You know the drill for the holidays: fight tooth and nail through the crowds to buy all your gifts, slave over a hot stove to make a family dinner, and top it all off with one sugar-coma inducing pecan pie.
Now, I am not usually one to mess with tradition but who knows, maybe you can start a new tradition. Why not skip that sweet pecan pie and finish off the holidays with this guilt-free dessert instead!
This pie is the perfect way to satisfy your holiday sweet tooth without doing too much damage to your teeth or your waistline. With a dose of pumpkin and some low-fat dairy, it’s a definite nutritional improvement over most traditional pies.
Frozen Pumpkin Mousse Pie
- 2 1/2 cups broken gingersnap cookies
- 2 T vegetable oil
- 1/3 cup plus 2 T light brown sugar
- 1 cup canned pumpkin puree
- 1 tsp pure vanilla extract
- 3/4 tsp pumpkin pie spice
- 1 quart low-fat vanilla frozen yogurt, softened
- Low-fat whipped cream (optional)
- Combine cookies, oil and 2 T brown sugar.

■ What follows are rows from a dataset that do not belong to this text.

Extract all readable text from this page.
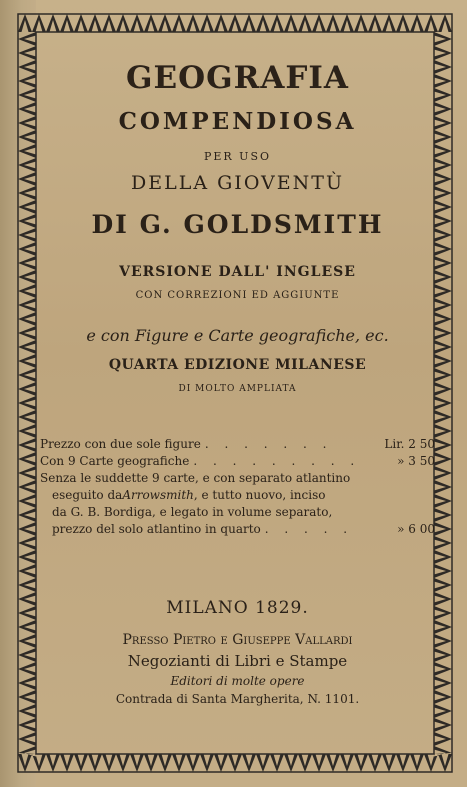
GEOGRAFIA
COMPENDIOSA
PER USO
DELLA GIOVENTÙ
DI G. GOLDSMITH
VERSIONE DALL' INGLESE
CON CORREZIONI ED AGGIUNTE
e con Figure e Carte geografiche, ec.
QUARTA EDIZIONE MILANESE
DI MOLTO AMPLIATA
Prezzo con due sole figure . . . . . . .	Lir. 2 50
Con 9 Carte geografiche . . . . . . . . .	» 3 50
Senza le suddette 9 carte, e con separato atlantino
eseguito da Arrowsmith , e tutto nuovo, inciso
da G. B. Bordiga, e legato in volume separato,
prezzo del solo atlantino in quarto . . . . .	» 6 00
MILANO 1829.
Presso Pietro e Giuseppe Vallardi
Negozianti di Libri e Stampe
Editori di molte opere
Contrada di Santa Margherita, N. 1101.
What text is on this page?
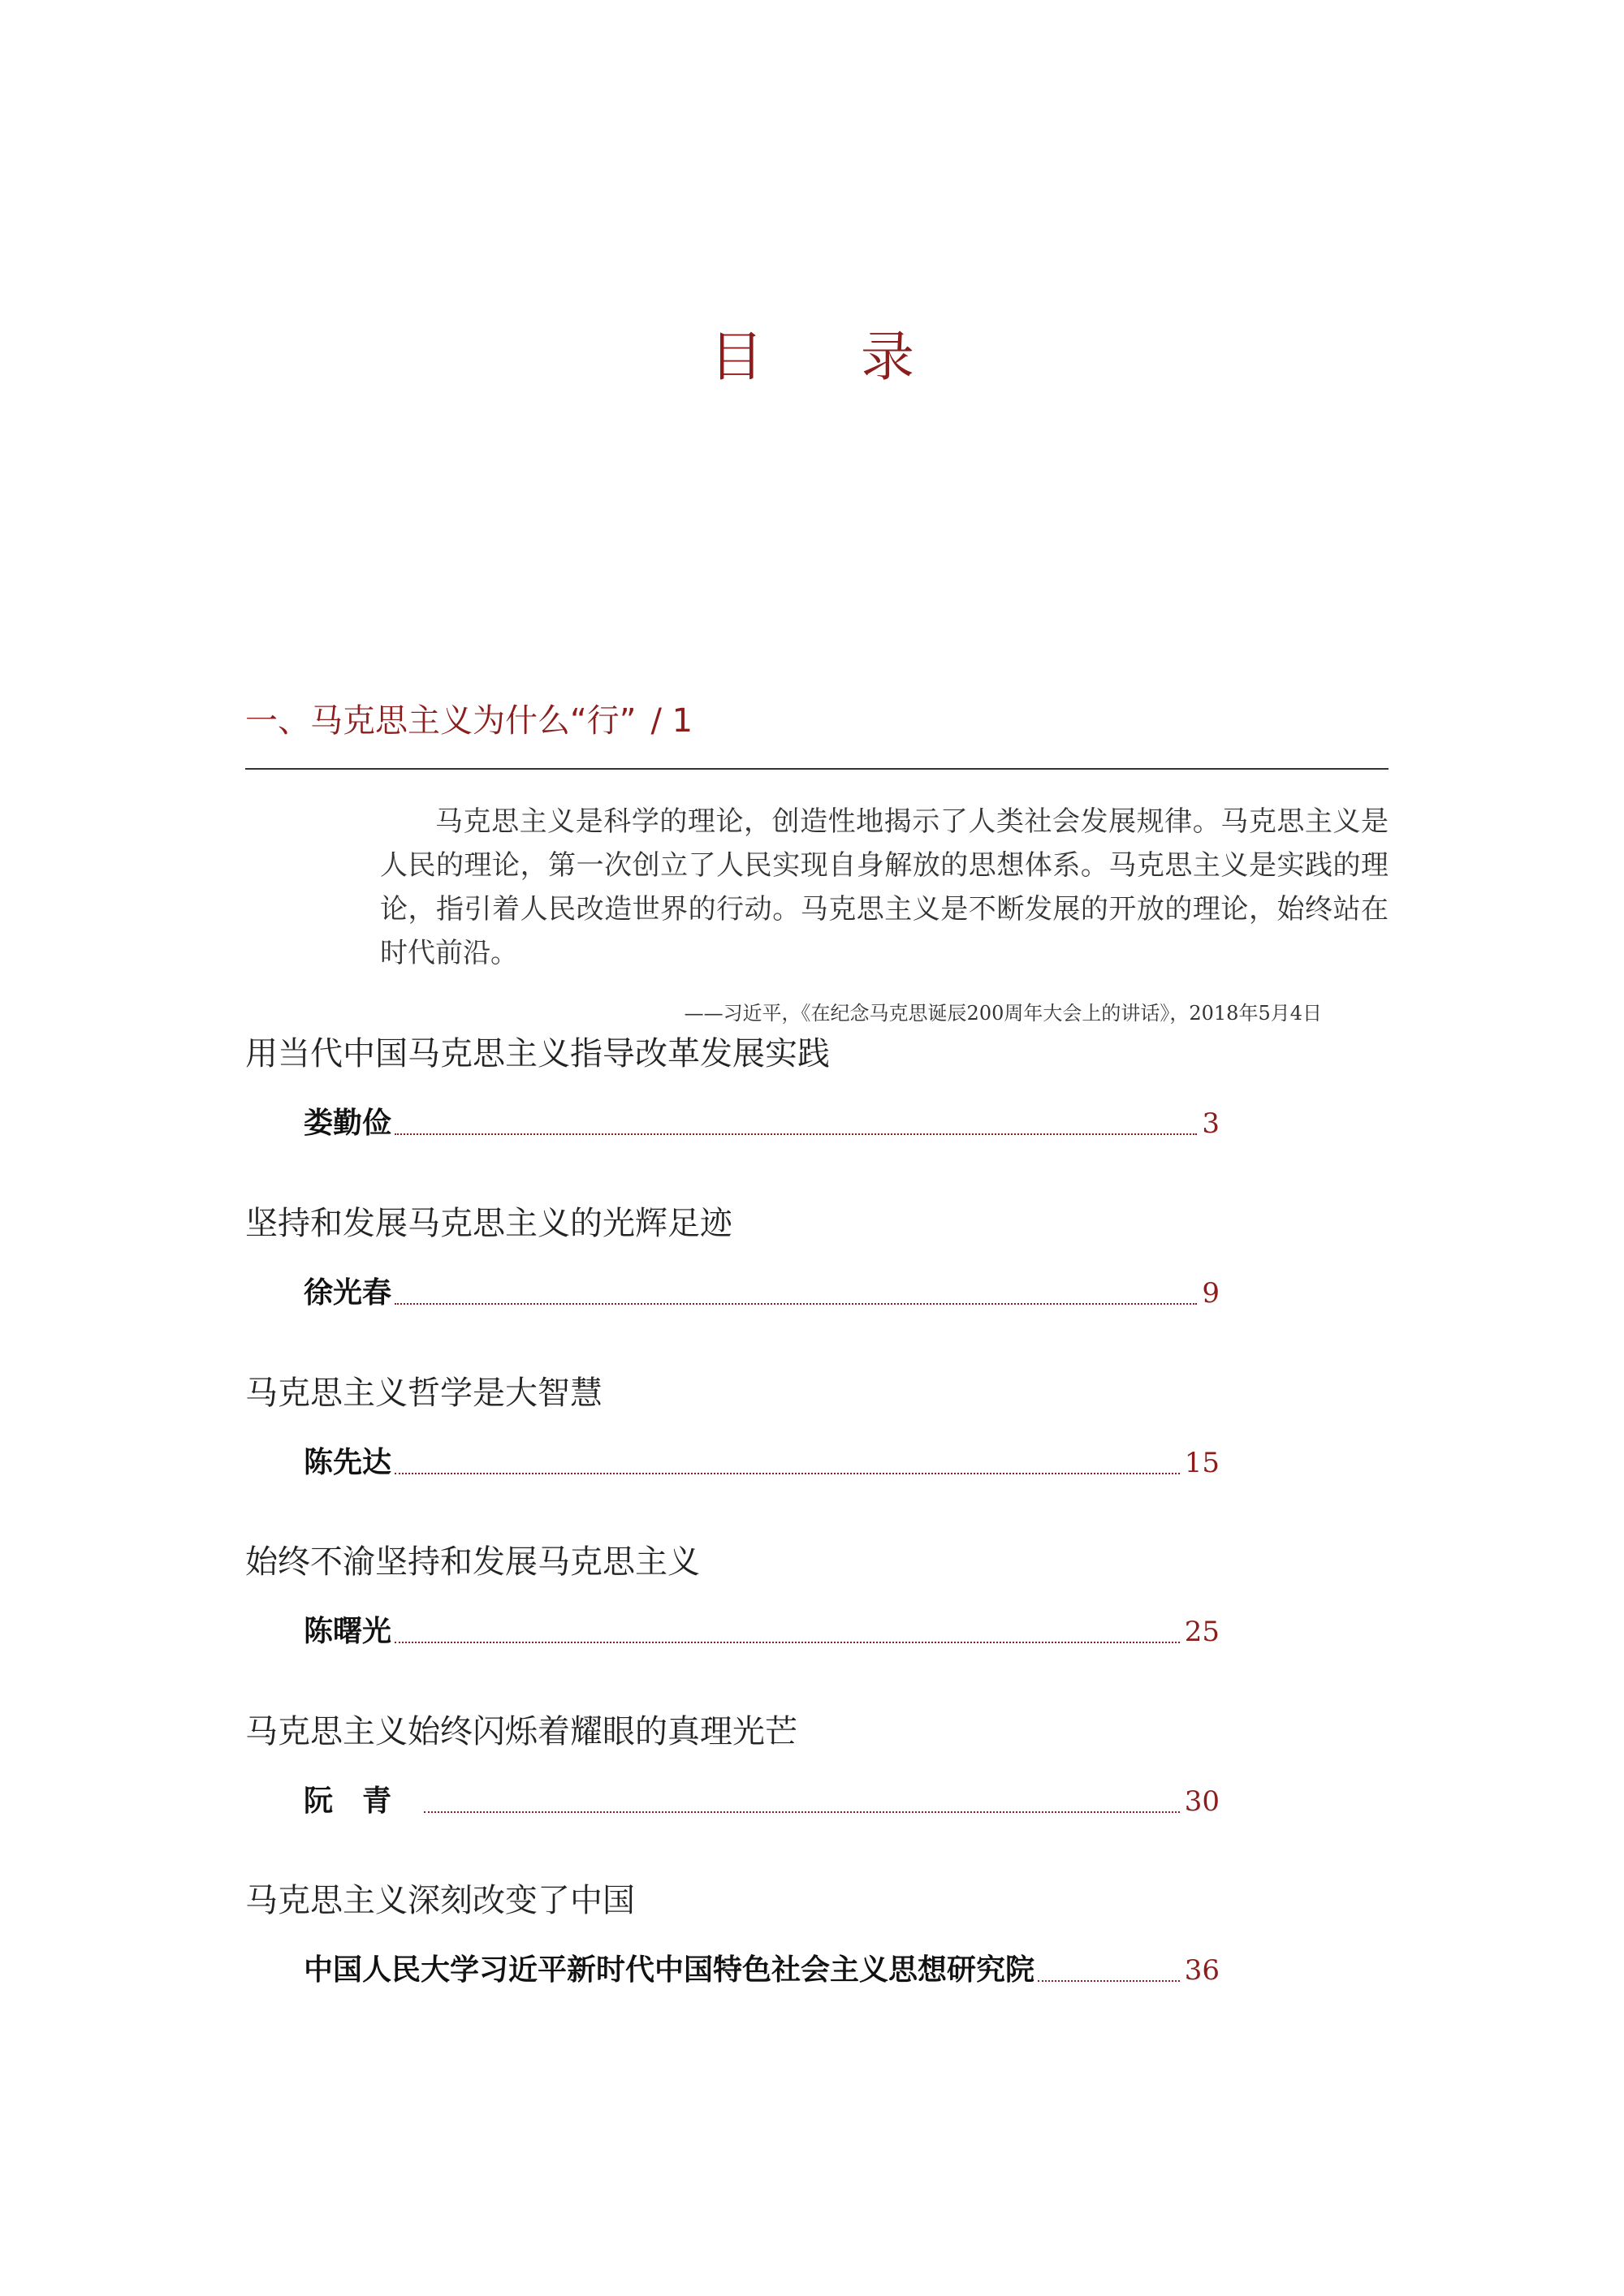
目录
一、马克思主义为什么“行” / 1
马克思主义是科学的理论，创造性地揭示了人类社会发展规律。马克思主义是人民的理论，第一次创立了人民实现自身解放的思想体系。马克思主义是实践的理论，指引着人民改造世界的行动。马克思主义是不断发展的开放的理论，始终站在时代前沿。
——习近平，《在纪念马克思诞辰200周年大会上的讲话》，2018年5月4日
用当代中国马克思主义指导改革发展实践
娄勤俭	3
坚持和发展马克思主义的光辉足迹
徐光春	9
马克思主义哲学是大智慧
陈先达	15
始终不渝坚持和发展马克思主义
陈曙光	25
马克思主义始终闪烁着耀眼的真理光芒
阮青	30
马克思主义深刻改变了中国
中国人民大学习近平新时代中国特色社会主义思想研究院	36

Crush together or combine in a food processor until you have fine crumbs. Press the crumbs into the bottom and sides of a 9” pie plate to form a crust. Bake at 350 degrees for 10-15 minutes; let cool.
- Mix the pumpkin puree, vanilla, spice and remaining 1/3 cup brown sugar together and then stir in the frozen yogurt. Spread mixture into the cooled crust and freeze about three hours or until firm.
- Top with low-fat whipped cream before you serve, if desired.